Utilisés pour les nouvelles technologies, les cristaux liquides intéressent beaucoup les chercheurs en ingénierie. Précédemment, une équipe de l’Université de Chicago avait réussi à contrôler les « défauts topologiques » de ces types de cristaux par lumière dirigée, et l’on sait maintenant qu’ils pourraient être utilisés pour des opérations de calcul logique. Une application utile en robotique douce, mais également en biologie synthétique.
Pas tout à fait solide ni liquide, un cristal liquide est un état de la matière qui possède les propriétés d’un liquide conventionnel et d’un solide cristallisé. Ces substances attirent toujours l’attention des spécialistes des matériaux car elles constituent la base des nouvelles technologies. On les retrouve notamment dans les écrans LCD.

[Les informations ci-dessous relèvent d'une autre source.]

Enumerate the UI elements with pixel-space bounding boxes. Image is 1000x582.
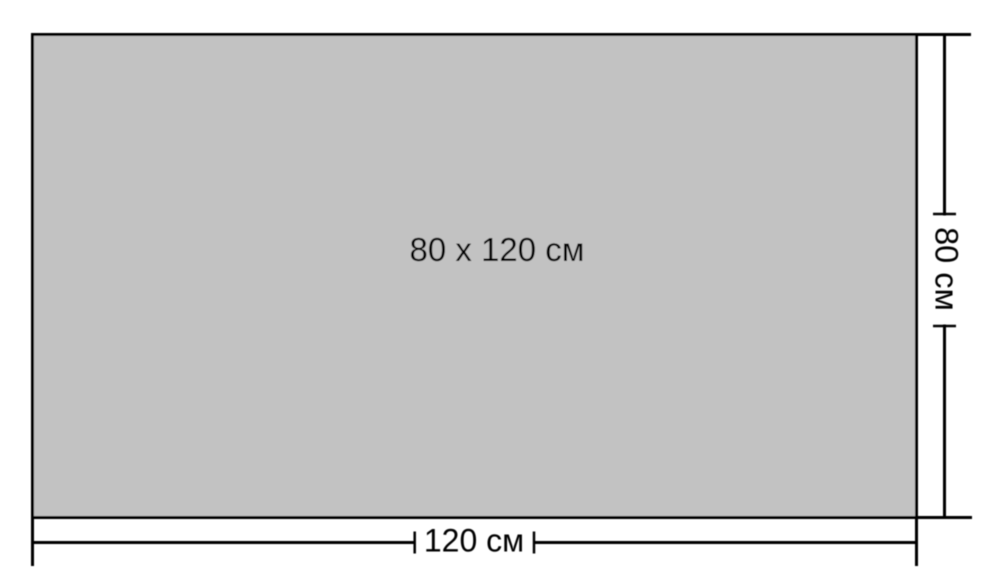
- svg-text:120 см: 120 см: [424, 523, 524, 559]
- svg-text:80 x 120 см: 80 x 120 см: [410, 231, 585, 268]
- svg-text:80 см: 80 см: [929, 227, 965, 311]
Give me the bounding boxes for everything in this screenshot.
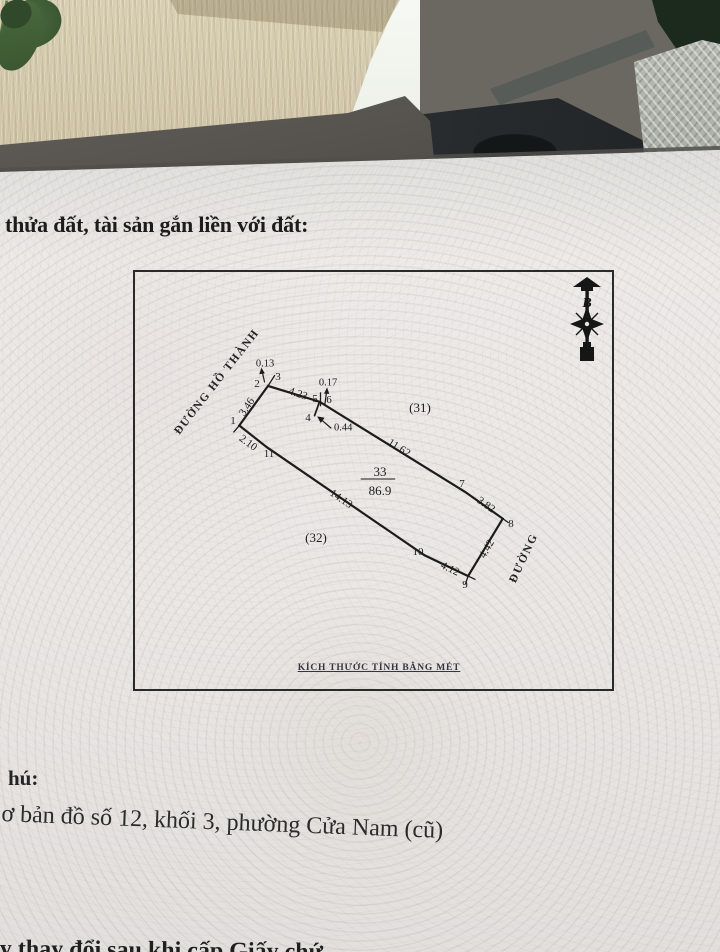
dim-offset-4: 0.44 [334, 423, 352, 434]
north-arrow: B [565, 277, 609, 363]
parcel-number: 33 [374, 464, 387, 480]
vertex-label-1: 1 [230, 415, 236, 427]
vertex-label-9: 9 [462, 579, 468, 591]
note-fragment-3: y thay đổi sau khi cấp Giấy chứ [0, 936, 323, 952]
vertex-label-3: 3 [275, 371, 281, 383]
note-fragment-2: ơ bản đồ số 12, khối 3, phường Cửa Nam (… [1, 801, 444, 845]
dim-offset-5-6: 0.17 [319, 378, 337, 389]
parcel-outline [135, 272, 612, 689]
north-letter: B [581, 296, 591, 311]
vertex-label-2: 2 [254, 378, 260, 390]
neighbor-label-32: (32) [305, 530, 327, 546]
units-note: KÍCH THƯỚC TÍNH BẰNG MÉT [259, 663, 499, 673]
vertex-label-7: 7 [459, 478, 465, 490]
vertex-label-8: 8 [508, 518, 514, 530]
neighbor-label-31: (31) [409, 400, 431, 416]
vertex-label-4: 4 [305, 412, 311, 424]
parcel-area: 86.9 [369, 483, 392, 499]
certificate-page: thửa đất, tài sản gắn liền với đất: [0, 146, 720, 952]
section-title: thửa đất, tài sản gắn liền với đất: [5, 212, 308, 238]
vertex-label-5: 5 [312, 393, 318, 405]
map-frame: B ĐƯỜNG HỒ THÀNH ĐƯỜNG (31) (32) 33 86.9… [133, 270, 614, 691]
dim-offset-2-3: 0.13 [256, 359, 274, 370]
vertex-label-6: 6 [326, 394, 332, 406]
note-fragment-1: hú: [8, 766, 38, 791]
vertex-label-11: 11 [264, 448, 275, 460]
photo-of-land-certificate: thửa đất, tài sản gắn liền với đất: [0, 0, 720, 952]
vertex-label-10: 10 [413, 546, 424, 558]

Des chercheurs de la Pritzker School of Molecular Engineering de l’Université de Chicago viennent de leur trouver une utilité supplémentaire : effectuer des opérations logiques, ce qui ouvre la voie à une nouvelle façon d’effectuer des calculs. Les cristaux liquides pourraient ainsi être utilisés comme petits « ordinateurs » et dans le domaine de la robotique douce.
« Nous avons montré que l’on pouvait créer les éléments de base d’un circuit – portes, amplificateurs et conducteurs – avec des cristaux liquides, ce qui signifie que l’on devrait pouvoir les assembler pour réaliser des opérations plus complexes », détaille dans un communiqué le professeur Juan De Pablo, chercheur en ingénierie moléculaire à l’Université de Chicago et co-auteur de l’étude. « Ce n’est pas souvent que l’on est capable de voir une nouvelle façon de faire de l’informatique, et c’est une étape vraiment passionnante pour le domaine des matériaux actifs ».
Contrôler les défauts topologiques par lumière dirigée
Les cristaux liquides s’écoulent comme un liquide, mais leur structure moléculaire ressemble à un cristal ; à tel point que le réseau formé par les molécules est le plus souvent ordonné. Cependant, la structure peut également être « en mouvement » comme dans un liquide, et les points de désordre sont appelés « défauts topologiques ». Ils permettent aux cristaux liquides de couler, de se déplacer, et d’acquérir des propriétés optiques (comme le changement de couleur dans les écrans).
Il n’est pas nouveau que les défauts dans les structures moléculaires soient à la base d’applications intéressantes, comme c’est le cas des diamants imparfaits pour l’internet quantique. Dans le cas qui nous intéresse ici, « les défauts topologiques présentent de nombreuses caractéristiques des électrons dans un circuit », explique le professeur Rui Zhang, du département de physique de l’université des sciences et technologies de Hong Kong. Ils pourraient ainsi être utilisés pour transporter des informations, mais encore faut-il pouvoir contrôler leur comportement. « Normalement, si vous regardez au microscope une expérience avec un cristal liquide actif, vous verrez un chaos total : des défauts qui se déplacent dans tous les sens », déclare De Pablo.
L’année dernière, une équipe — dont faisaient partie les deux professeurs — avait réussi à contrôler le mouvement des défauts topologiques dans les cristaux liquides. En utilisant un faisceau de lumière dirigé vers des zones spécifiques, ils ont pu guider les défauts vers ces zones.
Des applications utiles en robotique douce et en biologie synthétique
Dans la nouvelle étude, les chercheurs ont montré par des simulations que la « technique de la lumière » permet aux défauts d’effectuer des opérations de calcul, tel un ordinateur. Mais les chercheurs estiment que les cristaux liquides seront davantage utilisés pour la robotique douce. Pour rappel, le corps des robots mous est constitué de matériaux malléables, leur permettant d’effectuer d’autres opérations par rapport aux robots à corps dur. En outre, ces robots mous pourraient donc effectuer des opérations mathématiques.
Les défauts topologiques des cristaux liquides pourraient aussi être utilisés pour déplacer des objets d’un endroit à un autre, à l’intérieur de minuscules dispositifs. « Par exemple, on pourrait peut-être exécuter des fonctions à l’intérieur d’une cellule synthétique », explique Zhang. Les scientifiques doivent maintenant confirmer les résultats trouvés par des expériences.